With the World Cup only weeks away, many MLS games have recently featured new faces, as many players throughout the league have been called into their respective national team camps before the tournament in Brazil. On Wednesday night, DC United topped the Houston Dynamo 2-0 in Washington D.C., easing the memory of three losses to the Texas-based club last season. Houston was forced into lineup changes like most other teams around the league, as three of their star midfielders were unavailable for the trip to the nation’s capital. Brad Davis and Boniek Garcia are both fulfilling their duties with their respective countries, while Ricardo Clark is sidelined due to midseason injury. As a result of these absences, third-year midfielder Brian Ownby earned a rare playing opportunity last night. DC United goals on either side of halftime left the Dynamo in a 2-0 hole late in the game. Ownby was enjoying more time on the field (77 minutes) than he had ever played; however, his performance was cut short and his team was forced to play a man down for the final few minutes, when the midfielder was given a red card one minute into second-half stoppage time. While the Dynamo were desperately pressing to score, Ownby lashed out in frustration and struck United defender Christian Fernandez in the face. While Houston failed to score a goal in the final minutes, the red card leaves them in a deeper hole, as Ownby will be forced to miss the next match as well.

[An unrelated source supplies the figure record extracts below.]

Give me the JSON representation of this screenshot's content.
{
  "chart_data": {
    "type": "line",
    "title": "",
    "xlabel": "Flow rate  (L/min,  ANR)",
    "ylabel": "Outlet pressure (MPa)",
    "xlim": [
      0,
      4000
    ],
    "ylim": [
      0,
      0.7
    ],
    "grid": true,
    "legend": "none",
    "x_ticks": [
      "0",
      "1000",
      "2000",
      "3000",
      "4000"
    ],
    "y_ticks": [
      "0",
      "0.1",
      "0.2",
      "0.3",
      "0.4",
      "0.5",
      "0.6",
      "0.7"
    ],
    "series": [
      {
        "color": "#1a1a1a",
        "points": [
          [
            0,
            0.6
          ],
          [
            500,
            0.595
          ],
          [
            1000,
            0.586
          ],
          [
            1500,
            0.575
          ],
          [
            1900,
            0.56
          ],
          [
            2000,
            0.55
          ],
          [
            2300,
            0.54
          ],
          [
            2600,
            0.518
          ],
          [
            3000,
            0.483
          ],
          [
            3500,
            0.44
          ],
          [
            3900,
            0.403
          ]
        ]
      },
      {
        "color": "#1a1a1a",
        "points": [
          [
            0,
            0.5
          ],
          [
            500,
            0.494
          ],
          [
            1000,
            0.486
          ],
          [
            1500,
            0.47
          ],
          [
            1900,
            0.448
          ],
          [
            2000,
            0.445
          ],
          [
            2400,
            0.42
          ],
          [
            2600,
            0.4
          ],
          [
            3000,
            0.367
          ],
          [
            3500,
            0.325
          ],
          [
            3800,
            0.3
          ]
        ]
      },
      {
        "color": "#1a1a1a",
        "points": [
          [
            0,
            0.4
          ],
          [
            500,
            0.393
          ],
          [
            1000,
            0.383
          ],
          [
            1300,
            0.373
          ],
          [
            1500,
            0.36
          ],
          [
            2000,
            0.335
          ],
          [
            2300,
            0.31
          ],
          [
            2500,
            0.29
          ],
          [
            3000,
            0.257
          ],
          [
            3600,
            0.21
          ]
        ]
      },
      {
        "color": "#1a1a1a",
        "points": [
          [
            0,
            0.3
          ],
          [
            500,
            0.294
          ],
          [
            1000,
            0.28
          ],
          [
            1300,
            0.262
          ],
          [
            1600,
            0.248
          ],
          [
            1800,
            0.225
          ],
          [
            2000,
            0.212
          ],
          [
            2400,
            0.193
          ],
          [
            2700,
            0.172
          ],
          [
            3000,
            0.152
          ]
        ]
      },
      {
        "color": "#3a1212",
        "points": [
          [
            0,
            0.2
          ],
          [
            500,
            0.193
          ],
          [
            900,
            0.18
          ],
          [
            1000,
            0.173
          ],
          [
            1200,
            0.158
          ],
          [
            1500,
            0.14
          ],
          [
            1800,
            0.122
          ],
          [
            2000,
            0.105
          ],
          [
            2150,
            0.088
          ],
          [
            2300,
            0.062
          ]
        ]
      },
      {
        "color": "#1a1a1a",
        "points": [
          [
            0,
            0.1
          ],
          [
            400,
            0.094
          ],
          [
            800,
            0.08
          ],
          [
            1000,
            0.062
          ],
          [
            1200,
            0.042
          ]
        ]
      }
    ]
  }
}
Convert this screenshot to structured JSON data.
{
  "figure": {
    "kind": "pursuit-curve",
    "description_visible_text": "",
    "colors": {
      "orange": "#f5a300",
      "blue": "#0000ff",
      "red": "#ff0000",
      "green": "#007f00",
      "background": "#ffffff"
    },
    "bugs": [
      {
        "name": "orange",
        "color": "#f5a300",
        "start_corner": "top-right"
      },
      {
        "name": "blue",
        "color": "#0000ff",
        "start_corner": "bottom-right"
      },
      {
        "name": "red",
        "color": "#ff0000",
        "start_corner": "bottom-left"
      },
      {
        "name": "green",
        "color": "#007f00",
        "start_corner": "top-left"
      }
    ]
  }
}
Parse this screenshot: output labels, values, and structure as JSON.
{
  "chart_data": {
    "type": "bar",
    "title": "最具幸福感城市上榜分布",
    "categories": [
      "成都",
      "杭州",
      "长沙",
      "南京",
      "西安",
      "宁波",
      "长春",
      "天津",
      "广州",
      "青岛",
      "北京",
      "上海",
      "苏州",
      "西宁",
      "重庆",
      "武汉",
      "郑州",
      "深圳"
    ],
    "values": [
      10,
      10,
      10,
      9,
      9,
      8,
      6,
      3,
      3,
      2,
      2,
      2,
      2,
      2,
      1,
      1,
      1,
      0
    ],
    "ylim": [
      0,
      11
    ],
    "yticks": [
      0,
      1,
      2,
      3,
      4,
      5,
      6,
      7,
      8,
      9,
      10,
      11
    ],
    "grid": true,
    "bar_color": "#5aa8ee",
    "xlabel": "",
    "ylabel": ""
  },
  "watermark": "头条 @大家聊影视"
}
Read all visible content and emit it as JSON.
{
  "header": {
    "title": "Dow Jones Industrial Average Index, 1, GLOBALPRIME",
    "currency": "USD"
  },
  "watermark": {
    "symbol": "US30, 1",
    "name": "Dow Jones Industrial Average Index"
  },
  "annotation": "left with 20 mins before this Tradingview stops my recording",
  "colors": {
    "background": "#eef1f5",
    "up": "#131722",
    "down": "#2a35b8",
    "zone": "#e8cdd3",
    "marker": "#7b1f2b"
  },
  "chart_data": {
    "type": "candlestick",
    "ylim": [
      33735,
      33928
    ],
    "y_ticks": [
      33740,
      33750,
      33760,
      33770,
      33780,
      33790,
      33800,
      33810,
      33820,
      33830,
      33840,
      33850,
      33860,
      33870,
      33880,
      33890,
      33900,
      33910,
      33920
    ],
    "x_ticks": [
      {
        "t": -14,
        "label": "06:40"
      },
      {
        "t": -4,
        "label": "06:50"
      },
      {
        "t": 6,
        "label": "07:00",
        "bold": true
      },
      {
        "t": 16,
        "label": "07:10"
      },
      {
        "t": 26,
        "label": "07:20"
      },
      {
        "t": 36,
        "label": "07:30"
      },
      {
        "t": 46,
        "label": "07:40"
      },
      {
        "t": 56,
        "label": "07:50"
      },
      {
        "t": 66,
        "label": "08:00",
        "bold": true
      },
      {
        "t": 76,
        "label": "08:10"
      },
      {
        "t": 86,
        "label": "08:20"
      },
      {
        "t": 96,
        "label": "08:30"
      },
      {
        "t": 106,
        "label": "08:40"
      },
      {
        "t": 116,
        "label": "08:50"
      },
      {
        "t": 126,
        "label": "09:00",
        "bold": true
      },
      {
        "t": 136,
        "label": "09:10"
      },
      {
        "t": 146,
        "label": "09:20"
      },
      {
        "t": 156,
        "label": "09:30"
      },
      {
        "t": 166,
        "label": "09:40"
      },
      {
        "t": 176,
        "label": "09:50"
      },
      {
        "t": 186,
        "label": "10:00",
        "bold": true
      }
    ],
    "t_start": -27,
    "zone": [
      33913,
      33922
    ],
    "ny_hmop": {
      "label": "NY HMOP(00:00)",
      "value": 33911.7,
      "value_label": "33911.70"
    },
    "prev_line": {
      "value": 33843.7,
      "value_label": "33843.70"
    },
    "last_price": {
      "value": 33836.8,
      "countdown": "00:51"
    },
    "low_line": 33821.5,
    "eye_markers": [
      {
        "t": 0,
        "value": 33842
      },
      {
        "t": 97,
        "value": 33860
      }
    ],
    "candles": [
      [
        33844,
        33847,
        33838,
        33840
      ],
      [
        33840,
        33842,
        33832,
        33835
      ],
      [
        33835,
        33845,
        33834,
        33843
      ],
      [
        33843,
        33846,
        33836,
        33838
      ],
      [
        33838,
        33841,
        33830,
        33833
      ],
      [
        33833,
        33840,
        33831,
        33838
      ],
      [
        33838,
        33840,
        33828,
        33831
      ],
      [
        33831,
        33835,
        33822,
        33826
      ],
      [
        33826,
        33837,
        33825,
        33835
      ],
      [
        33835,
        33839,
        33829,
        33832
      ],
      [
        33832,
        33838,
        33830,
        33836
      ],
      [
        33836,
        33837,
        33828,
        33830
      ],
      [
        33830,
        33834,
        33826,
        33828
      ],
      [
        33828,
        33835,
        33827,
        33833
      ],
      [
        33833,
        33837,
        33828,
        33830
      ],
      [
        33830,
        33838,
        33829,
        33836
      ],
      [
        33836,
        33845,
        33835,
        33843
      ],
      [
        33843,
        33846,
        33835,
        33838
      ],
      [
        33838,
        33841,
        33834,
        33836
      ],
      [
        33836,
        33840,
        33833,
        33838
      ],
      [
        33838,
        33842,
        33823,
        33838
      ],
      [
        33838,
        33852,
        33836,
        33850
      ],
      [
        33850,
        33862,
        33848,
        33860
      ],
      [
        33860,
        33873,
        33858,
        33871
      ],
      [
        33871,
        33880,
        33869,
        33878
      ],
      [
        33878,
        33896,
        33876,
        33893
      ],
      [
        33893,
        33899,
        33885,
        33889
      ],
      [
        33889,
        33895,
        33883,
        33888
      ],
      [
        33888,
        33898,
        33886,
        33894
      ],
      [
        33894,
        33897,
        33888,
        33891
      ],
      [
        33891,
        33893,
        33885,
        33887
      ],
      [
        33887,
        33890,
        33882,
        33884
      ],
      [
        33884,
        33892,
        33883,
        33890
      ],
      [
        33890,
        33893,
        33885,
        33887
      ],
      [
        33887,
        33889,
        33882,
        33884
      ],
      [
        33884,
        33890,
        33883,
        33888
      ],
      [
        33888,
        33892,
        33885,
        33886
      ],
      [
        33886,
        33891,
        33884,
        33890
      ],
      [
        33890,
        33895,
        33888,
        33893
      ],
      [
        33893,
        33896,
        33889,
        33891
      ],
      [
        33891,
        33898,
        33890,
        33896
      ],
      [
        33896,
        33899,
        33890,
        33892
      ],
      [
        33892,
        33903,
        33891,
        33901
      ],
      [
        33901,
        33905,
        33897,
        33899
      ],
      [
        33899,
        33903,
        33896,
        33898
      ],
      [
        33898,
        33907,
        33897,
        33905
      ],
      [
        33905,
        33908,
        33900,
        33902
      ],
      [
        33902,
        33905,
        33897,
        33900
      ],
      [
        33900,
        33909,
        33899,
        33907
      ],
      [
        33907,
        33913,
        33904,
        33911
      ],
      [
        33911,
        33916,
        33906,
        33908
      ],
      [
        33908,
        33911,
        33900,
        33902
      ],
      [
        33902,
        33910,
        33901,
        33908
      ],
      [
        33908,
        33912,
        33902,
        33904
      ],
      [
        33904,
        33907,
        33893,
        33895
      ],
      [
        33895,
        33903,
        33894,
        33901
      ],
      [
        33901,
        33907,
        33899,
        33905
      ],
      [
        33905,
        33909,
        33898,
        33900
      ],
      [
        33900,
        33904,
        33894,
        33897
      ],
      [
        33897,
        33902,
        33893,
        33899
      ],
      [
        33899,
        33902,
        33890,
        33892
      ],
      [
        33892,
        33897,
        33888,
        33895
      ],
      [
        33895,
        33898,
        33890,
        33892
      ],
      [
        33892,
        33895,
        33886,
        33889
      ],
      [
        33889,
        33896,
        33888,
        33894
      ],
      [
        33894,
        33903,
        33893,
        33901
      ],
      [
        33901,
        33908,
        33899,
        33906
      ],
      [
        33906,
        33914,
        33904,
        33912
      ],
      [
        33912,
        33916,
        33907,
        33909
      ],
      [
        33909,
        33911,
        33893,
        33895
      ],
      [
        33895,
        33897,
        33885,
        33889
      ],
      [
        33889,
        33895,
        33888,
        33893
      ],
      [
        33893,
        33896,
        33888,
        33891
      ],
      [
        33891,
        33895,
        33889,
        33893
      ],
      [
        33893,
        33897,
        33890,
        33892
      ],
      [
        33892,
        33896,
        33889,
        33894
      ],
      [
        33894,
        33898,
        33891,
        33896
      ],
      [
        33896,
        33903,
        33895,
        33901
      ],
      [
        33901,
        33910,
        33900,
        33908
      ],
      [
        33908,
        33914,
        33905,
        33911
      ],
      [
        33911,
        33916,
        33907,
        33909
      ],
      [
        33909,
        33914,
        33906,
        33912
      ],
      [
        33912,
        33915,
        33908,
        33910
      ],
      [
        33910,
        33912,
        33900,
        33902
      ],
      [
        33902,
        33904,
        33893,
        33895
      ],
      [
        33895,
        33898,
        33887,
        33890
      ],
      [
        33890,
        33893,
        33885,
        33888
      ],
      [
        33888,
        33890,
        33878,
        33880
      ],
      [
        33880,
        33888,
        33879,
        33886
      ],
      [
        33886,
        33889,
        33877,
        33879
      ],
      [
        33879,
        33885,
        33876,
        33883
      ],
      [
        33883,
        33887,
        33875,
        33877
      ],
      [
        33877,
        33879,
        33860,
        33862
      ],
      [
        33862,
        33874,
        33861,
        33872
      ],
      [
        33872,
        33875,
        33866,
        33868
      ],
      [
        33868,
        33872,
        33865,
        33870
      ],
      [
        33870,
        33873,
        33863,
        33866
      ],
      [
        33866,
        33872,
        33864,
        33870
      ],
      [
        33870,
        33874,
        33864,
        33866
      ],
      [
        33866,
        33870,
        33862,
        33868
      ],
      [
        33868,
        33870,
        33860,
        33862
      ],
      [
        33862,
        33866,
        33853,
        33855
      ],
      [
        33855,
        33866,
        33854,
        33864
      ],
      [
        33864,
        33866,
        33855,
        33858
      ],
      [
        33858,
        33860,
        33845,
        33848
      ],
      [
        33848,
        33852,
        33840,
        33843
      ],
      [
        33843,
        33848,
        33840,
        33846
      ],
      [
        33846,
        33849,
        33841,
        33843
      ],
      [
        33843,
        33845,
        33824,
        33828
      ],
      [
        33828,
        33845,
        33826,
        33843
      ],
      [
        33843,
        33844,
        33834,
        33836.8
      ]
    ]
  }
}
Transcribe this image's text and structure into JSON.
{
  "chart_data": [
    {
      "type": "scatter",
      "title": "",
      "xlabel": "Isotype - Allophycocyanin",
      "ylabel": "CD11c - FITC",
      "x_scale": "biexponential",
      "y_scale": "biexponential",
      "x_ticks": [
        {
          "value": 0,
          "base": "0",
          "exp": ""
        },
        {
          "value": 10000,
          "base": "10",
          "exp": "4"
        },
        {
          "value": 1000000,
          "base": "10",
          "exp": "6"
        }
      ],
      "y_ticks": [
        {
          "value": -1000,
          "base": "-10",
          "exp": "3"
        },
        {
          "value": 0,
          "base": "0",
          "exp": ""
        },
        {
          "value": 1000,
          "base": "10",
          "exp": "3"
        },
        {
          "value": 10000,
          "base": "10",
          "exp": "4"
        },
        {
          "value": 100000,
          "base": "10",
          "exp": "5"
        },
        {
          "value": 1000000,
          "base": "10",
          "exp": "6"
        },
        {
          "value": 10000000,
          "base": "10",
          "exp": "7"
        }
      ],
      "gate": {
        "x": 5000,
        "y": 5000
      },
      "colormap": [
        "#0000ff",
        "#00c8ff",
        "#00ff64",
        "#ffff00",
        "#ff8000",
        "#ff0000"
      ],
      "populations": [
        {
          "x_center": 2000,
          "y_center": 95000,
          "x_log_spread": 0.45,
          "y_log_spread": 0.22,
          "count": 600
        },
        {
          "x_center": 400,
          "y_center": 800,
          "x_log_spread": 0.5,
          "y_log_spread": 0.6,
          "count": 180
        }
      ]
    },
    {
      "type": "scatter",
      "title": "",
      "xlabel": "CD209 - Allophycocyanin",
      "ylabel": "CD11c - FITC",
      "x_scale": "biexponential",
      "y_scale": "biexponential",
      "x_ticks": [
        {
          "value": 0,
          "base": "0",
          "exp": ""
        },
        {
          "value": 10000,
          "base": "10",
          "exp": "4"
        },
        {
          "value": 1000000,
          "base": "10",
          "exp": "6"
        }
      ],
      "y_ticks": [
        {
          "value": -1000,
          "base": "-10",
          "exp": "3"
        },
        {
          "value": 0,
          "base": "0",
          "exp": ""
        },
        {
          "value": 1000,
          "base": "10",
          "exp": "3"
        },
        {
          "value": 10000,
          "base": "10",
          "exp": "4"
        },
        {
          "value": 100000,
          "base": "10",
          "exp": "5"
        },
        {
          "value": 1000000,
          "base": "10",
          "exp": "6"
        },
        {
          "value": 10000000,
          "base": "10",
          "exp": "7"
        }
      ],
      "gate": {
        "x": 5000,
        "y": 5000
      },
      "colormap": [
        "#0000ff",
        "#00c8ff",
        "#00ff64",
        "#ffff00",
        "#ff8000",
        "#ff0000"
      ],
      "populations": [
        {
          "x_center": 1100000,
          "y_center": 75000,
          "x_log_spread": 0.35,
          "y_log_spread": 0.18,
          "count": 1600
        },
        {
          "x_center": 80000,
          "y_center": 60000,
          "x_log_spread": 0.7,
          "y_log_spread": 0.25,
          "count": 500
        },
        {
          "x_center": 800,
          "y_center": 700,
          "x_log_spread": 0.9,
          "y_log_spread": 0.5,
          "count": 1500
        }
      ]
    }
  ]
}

Managing emotions is a difficult mental hurdle many players face before, during, or after competition. Whether due to a goal, a mistake, a foul, or a referee’s call, players can experience a wide range of emotions during a game, such as frustration, anger, embarrassment, or excitement. If they are not managed, these emotions could take your attention away from the game and hurt your performance. Many players feel that they should try to control their emotions – to suppress or bury them. But, it’s important to recognize that emotions are automatic when you play. Instead of trying to control them and stop them from happening, focus on managing them.

Players who develop the ability to stay composed and manage their emotions throughout the highs and lows of competition typically have more consistency in their performance because they are able to stay focused in the present moment and avoid distractions. Emotional management is not easy because a wide range of experiences during a game could make you feel the urge to lash out, or erupt in celebration. As a player, however, you can manage these emotions by focusing on what you control during competition: your effort, your attitude, your communication, or your quick decision-making. A refocusing cue, or a short word or phrase that brings you back to the present moment (i.e., “Next play” or “Find the ball”) can be an effective mental response in these moments; it can bring your mind back to the present so you can focus on working hard and fulfilling your role in the competition. Similarly, when you feel frustrated or angry, increasing your communication on the field can help you re-engage in the game. For players like Ownby, who hope to earn further opportunities on the field, emotional management is essential because it can help them remain focused and composed and bring their best game to the field.